The Gallery on Garrison Ft Smith AR January 8, 2022
Frank Goff’s Artist Statement
Gallery On Garrison, Fort Smith, Arkansas January 2022 Exhibition
In this exhibition you will find several different approaches to how I go about making things. The series of botanical illustrations are straight forward observations of plants growing in my wife's garden. My intention was to draw what I saw in front of me as accurately as possible, using the medium of scratchboard. The process involves directly engraving with a sharp tool on a piece of hardboard covered in fine white clay then sprayed with black India ink. Carefully scratching through the black ink reveals the white clay underneath. I prefer to use an X-Acto knife as my engraving tool to create razor thin lines and hatch marks, as well as stippling to produce rich texture and volume.

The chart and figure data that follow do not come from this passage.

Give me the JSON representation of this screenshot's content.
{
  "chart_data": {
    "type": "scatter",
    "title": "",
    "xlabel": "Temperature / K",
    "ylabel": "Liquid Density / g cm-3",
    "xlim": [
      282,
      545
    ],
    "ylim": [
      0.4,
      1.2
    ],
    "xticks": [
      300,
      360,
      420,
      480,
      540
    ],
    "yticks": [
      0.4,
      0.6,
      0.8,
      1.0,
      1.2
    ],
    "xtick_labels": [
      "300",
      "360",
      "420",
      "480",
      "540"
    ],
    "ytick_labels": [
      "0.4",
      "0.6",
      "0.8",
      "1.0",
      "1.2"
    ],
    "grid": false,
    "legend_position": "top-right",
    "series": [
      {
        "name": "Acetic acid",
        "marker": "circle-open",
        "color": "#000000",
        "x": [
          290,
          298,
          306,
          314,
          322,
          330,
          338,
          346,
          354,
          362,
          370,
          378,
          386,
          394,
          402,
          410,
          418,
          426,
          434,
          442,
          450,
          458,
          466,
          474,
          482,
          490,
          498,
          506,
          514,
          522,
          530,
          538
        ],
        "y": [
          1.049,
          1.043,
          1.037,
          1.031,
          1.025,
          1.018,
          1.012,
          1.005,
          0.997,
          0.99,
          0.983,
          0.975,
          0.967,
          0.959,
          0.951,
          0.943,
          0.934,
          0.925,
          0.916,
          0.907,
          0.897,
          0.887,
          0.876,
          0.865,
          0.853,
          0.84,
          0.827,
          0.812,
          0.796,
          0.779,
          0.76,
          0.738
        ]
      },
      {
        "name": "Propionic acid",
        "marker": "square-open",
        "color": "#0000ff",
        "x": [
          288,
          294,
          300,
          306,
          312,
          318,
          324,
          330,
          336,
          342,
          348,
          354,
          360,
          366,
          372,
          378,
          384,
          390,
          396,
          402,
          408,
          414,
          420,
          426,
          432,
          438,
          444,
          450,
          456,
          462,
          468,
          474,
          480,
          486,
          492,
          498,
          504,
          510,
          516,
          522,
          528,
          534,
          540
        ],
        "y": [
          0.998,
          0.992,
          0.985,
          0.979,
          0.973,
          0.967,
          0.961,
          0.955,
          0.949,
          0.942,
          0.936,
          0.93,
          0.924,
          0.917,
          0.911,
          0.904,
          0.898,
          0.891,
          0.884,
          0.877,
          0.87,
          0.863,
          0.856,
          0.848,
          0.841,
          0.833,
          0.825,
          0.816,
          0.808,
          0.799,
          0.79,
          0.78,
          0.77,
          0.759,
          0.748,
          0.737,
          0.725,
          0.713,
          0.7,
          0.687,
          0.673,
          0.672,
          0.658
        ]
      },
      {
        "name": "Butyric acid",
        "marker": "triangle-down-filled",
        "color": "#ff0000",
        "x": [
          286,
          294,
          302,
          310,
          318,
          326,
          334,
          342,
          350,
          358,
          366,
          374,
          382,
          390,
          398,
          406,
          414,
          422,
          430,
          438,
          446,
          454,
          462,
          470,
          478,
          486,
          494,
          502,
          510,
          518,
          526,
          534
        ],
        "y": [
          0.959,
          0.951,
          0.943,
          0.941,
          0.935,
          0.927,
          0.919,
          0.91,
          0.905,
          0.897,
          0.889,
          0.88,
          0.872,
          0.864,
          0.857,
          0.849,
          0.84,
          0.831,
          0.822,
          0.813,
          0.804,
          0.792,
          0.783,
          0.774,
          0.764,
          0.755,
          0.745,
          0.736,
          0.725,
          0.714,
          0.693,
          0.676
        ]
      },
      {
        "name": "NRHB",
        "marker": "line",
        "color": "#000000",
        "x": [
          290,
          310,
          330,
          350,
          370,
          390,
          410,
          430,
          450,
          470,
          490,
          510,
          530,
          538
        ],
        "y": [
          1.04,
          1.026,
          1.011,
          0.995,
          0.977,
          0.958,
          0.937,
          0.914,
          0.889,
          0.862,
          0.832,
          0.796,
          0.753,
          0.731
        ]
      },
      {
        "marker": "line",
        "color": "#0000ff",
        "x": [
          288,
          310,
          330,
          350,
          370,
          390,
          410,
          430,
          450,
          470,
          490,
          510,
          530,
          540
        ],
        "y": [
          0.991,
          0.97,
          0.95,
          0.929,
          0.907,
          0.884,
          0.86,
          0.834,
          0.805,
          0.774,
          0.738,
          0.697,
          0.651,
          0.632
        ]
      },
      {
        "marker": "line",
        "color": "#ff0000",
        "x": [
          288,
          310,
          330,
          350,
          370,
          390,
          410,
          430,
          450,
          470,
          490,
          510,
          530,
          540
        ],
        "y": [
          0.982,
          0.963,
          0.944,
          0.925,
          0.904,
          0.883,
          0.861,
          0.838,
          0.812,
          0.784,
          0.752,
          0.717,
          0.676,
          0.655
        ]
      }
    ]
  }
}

The contrast between the black ink and brilliant white clay produces dramatic lighting effects. Color was added using transparent acrylic ink. It can be a tedious process that requires careful planning and concentrated focus. However, the final results can be well worth the effort.
I enjoy using direct carving techniques to carve wood. In direct carving, you do not have a preconceived idea of what the final result will be. No preliminary drawings or models are used. You work with the material first and let it suggest what it wants to become. After the tree bark is removed, limbs trimmed off, and knots that cause cracking and splitting are taken out, what is left can give you ideas about what to do next. The grain of the wood often has interesting patterns that can be developed. Holes in the wood, large knots, cut off tree limbs and burls morph into animals and human-like shapes. My approach is to let go and cooperate with the unconscious and the brain’s ability to quickly perceive patterns. After discovering what seems to be in the wood, the work of carving, sanding and shaping begins. Now the task is to coax out the forms already waiting there, animate the dead wood and give it a new life. The following poem catches the experience of discovering something warm and living hidden beneath what appeared to be lifeless and cold. “
"Bare branches of each tree
on this chilly January morn
look so cold so forlorn.
Gray skies dip ever so low
left from yesterday's dusting of snow.
Yet in the heart of each tree
waiting for each who wait to see
new life as warm sun and breeze will blow,
like magic, unlock springs sap to flow,
buds, new leaves, then blooms will grow."
- Nelda Hartmann, January Morn
It is my hope that those viewing this exhibit will find a connection with the natural world and the cycle of life.